2 This one has only one sentence though.
dtype: object
I use pandas string method split
and a regex-pattern to split each row into its single sentences (which produces unnecessary empty list elements - any suggestions on how to improve the regex?).
我使用熊猫字符串方法split
和正则表达式模式将每一行拆分为单个句子(这会产生不必要的空列表元素 - 有关如何改进正则表达式的任何建议?)。
In:
s = s.str.split(r'([A-Z][^\.!?]*[\.!?])')
Out:
0 [, This is a long text., , It has multiple se...
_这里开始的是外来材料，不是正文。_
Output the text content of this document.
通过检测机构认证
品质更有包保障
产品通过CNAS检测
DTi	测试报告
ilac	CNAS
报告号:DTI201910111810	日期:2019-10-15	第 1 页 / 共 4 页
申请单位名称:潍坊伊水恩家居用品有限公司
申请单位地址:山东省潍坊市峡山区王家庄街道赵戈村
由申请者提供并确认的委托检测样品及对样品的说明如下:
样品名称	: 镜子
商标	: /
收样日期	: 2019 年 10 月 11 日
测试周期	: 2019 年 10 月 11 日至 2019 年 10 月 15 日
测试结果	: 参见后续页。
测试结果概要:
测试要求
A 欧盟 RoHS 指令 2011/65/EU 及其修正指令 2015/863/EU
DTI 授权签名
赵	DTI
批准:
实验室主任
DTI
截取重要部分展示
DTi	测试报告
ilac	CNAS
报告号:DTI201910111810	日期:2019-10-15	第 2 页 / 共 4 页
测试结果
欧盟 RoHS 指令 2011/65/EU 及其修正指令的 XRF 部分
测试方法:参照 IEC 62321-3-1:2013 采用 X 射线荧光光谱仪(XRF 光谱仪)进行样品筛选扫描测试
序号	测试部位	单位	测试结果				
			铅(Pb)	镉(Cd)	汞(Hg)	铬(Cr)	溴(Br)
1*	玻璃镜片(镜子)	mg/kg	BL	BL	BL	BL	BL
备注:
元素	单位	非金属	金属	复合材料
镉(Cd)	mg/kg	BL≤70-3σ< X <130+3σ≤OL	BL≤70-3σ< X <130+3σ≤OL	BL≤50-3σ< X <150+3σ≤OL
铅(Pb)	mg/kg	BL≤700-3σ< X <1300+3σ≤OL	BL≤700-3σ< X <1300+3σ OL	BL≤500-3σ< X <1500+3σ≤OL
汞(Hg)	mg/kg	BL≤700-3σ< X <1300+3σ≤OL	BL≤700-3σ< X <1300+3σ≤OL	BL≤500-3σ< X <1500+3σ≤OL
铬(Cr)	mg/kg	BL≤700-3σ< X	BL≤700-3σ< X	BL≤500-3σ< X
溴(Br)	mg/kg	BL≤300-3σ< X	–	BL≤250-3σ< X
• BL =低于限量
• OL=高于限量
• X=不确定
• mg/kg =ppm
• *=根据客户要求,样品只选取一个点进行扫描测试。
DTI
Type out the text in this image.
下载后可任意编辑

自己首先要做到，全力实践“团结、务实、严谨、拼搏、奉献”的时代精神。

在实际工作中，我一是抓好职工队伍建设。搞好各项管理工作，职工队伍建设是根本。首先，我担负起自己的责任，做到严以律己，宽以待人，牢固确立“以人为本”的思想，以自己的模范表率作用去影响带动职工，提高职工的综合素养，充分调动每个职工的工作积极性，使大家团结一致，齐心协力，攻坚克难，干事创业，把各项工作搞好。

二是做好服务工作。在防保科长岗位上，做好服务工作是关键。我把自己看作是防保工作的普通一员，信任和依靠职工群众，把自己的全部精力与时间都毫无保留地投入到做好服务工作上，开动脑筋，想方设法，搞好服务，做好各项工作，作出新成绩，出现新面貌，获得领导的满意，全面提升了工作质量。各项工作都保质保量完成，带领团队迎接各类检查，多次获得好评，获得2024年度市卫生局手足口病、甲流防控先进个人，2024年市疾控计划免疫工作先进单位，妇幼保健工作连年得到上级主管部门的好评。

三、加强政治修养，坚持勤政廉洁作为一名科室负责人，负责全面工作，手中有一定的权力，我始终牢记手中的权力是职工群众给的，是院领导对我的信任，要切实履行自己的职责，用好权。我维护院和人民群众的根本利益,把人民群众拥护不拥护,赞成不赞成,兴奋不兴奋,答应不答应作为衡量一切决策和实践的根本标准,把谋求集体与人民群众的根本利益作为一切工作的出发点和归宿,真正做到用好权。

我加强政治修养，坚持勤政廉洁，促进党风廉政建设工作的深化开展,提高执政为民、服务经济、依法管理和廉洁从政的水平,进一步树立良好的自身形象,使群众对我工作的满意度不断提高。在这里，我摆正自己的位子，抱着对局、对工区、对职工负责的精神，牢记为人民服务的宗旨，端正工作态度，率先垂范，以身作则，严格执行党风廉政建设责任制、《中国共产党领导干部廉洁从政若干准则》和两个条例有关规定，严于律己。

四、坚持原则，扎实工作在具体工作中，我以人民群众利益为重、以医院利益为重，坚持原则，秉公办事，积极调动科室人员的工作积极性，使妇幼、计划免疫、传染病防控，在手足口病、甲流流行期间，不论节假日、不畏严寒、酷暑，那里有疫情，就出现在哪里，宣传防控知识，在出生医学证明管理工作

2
1 [, Do you see?, , More than one sentence!, ]
2 [, This one has only one sentence though., ]
dtype: object
This converts each row into lists of strings, each element holding one sentence.
这会将每一行转换为字符串列表,每个元素包含一个句子。
Now, my goal is to use the string method contains
to check each element in each row seperately to match a specific regex pattern and create a new Series accordingly which stores the returned boolean values, each signalizing if the regex matched on at least one of the list elements.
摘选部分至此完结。